Last month, the Advertising Standards Authority (“ASA”) upheld complaints on 7 different adverts relating to cryptocurrencies. In each case, the adverts were considered to be socially irresponsible and taking advantage of consumers' inexperience in dealing with this increasingly popular, yet relatively new, form of digital asset.

The ASA is the UK’s independent advertising regulator. Adverts do not go through the ASA for approval before they are published. Instead, the UK’s self-regulatory process requires publishers of non-broadcast adverts, sales promotions, and direct marketing to refer to the rules published in the UK Code of Non-broadcast Advertising and Direct & Promotional Marketing (the “CAP Code”) to check whether their adverts and marketing comply with the regulations.

The central principle of the CAP Code is that all marketing communications need to be “legal, decent, honest and truthful”, enshrined in rule 1.1. This includes the requirement that marketing communications are prepared with a sense of responsibility to consumers and society (Rule 1.3). Certain sections of the CAP Code are designated to specific types of adverts, with adverts and marketing for financial services regulated in detail in section 14. Rule 14.1, for example, requires that any offers of financial products be understood easily and do not take advantage of consumers' “inexperience or credulity.”

All 7 of the adverts in the ASA’s rulings of December breached both rules 1.3 and 14.1. Specifically, adverts that emphasised how easy investment in cryptocurrency is (with phrases such as “Register in minutes, deposit instantly, then make super-easy and secure crypto trades”, as used by CoinBurp) were considered irresponsible for giving the overall impression that investment in cryptocurrency was straightforward.

6 of the 7 adverts actively promoted investment in cryptocurrency, and all were also found to be misleading. Misleading advertising is prohibited by section 3 of the CAP Code and the adverts are judged by the impression they create and the likely effect on consumers (rather than the marketer's intentions). All 6 adverts promoting investment in crypto last month were found misleading and in breach of rule 3.3, which requires advertisers to give enough information to allow consumers to make informed decisions. For example, the claim “£5 in #Bitcoin in 2010 would be worth over £100,000 in January 2021. Don’t miss out on the next decade” by Coinbase was criticised for implying that crypto’s past performance could be a guide for the future and customers could expect a similar return on investment going forward.
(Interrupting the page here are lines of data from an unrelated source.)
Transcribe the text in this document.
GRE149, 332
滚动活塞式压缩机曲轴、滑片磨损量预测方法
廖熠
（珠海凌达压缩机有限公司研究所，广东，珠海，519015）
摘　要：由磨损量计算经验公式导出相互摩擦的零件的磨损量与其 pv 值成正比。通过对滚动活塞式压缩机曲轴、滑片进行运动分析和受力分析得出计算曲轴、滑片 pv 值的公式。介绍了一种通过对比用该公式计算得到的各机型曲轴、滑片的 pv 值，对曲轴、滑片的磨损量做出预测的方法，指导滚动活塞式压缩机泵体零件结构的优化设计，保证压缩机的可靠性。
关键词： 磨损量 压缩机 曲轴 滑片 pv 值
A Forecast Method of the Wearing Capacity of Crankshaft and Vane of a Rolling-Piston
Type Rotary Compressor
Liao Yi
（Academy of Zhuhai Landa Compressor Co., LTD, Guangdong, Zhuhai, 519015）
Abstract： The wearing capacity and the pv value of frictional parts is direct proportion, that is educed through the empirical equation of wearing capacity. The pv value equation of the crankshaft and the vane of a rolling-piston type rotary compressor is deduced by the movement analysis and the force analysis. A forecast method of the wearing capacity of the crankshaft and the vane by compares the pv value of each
The 6 adverts promoting crypto investment also breached rule 14.4, which requires marketing communications for financial services to make clear that the value of investments is variable and can go down as well as up. The rule was breached because the adverts did not sufficiently emphasise the volatility of crypto. For example, Kraken’s one-second risk warning that cryptocurrency can be highly volatile on a 20-second digital poster was considered insufficient.

The ASA was also critical of the adverts for actively promoting crypto investment but not making consumers aware of the tax implications. This may sound surprising because, as noted by eToro (UK) Ltd, tax information is not always required in financial product advertising and there wasn’t a regulatory basis requiring such information when the ads were published. Despite this, the ASA considered that most consumers were unlikely to be aware that capital gains tax would be payable on profits from investing in cryptocurrency, so the ads were deemed to take advantage of consumers’ inexperience or credulity. The one ruling which did not fall foul of this rule was Papa John’s, which promoted “FREE Bitcoin worth £10 for every pizza bought”. For Papa John’s, it wasn’t the lack of tax advice, but the use of pizza to promote opening a cryptocurrency account that the ASA found “trivialised what was a serious and potentially costly financial decision”.

The ASA’s tough approach to cryptocurrency advertising emphasises the need for advertisers to clearly and explicitly illustrate the risk of the investment, or risk an adverse ruling from the ASA. Ultimately, all 7 of these adverts were ordered to be taken down.